Various NSPE films of (75PEO/25PVDF)/25 wt% LiClO4x wt% TiO2 compositions were prepared by casting from solution. The effect of TiO2 nanofiller concentration on the morphological, structural, dielectric polarization and relaxation, ionic conduction, and electrochemical properties of these NSPE films was investigated. The XRD results of these electrolytes confirm the presence of a small amount of characteristic PEO crystallites and the β-phase crystals of PVDF, and also unveil significant alteration in these polymers crystals with the addition of TiO2 nanoparticles. The degree of crystallinity of the blend polymer matrix significantly decreased and that of the bulk composite materials increased in the presence of TiO2 nanoparticles. The homogeneous dispersion of the TiO2 nanoparticles is evidenced from the increase in intensities of the characteristic TiO2 peaks with the increase in its amount in these nanocomposite electrolytes. Further, the morphology of these NSPE films drastically changes with the initial addition of TiO2 nanoparticles and with the further increase of its concentration.

The dielectric spectroscopic results confirm that these heterogeneous dielectric materials have a dominant contribution of electrode polarization at lower frequencies, interfacial polarization at intermediate frequencies, and molecular and ionic polarization at high frequencies in the frequency range of 20 Hz–1 MHz at 27 °C. The relaxation processes corresponding to these polarizations have been demonstrated by the ‘master curve representation’ of the complex dielectric and electric spectra, simultaneously. The real part of ac electrical conductivity of these NSPE films obeys Jonscher power law in the high frequency region with fractional exponent values ≃ 0.50 to 0.73 confirming that the transport of ions occurs through hopping and the chain segmental dynamics facilitate this mechanism.

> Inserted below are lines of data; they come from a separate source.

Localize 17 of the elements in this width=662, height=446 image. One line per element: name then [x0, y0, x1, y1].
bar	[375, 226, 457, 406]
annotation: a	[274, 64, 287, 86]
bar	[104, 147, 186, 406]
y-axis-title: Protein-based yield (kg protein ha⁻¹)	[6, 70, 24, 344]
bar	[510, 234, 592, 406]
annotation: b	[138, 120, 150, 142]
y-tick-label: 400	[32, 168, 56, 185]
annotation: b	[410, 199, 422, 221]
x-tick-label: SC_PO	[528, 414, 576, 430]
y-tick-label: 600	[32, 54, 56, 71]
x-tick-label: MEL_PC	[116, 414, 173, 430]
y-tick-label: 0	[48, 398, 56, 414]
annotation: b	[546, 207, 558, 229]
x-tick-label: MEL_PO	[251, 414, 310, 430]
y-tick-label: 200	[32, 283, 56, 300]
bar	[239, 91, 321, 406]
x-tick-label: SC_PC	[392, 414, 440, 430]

The σdc values thus obtained are found maximum for the NSPE0 film without nanofiller, whereas the dispersion of 2 to 15 wt% TiO2 has lead to a small decrease in the ionic conductivity. Further, about one order of magnitude drop in the ionic conductivity value has been observed for the 20 wt% TiO2 containing NSPE20 film. The comparative results on conductivity and relaxation time unveil the adverse effect of TiO2 nanoparticles addition on the ion conduction in these PEO/PVDF blend matrix-based NSPE materials. The electrochemical performance of all these NSPE materials is found appreciable regarding their suitability in the development of all-solid-state ion-conducting devices.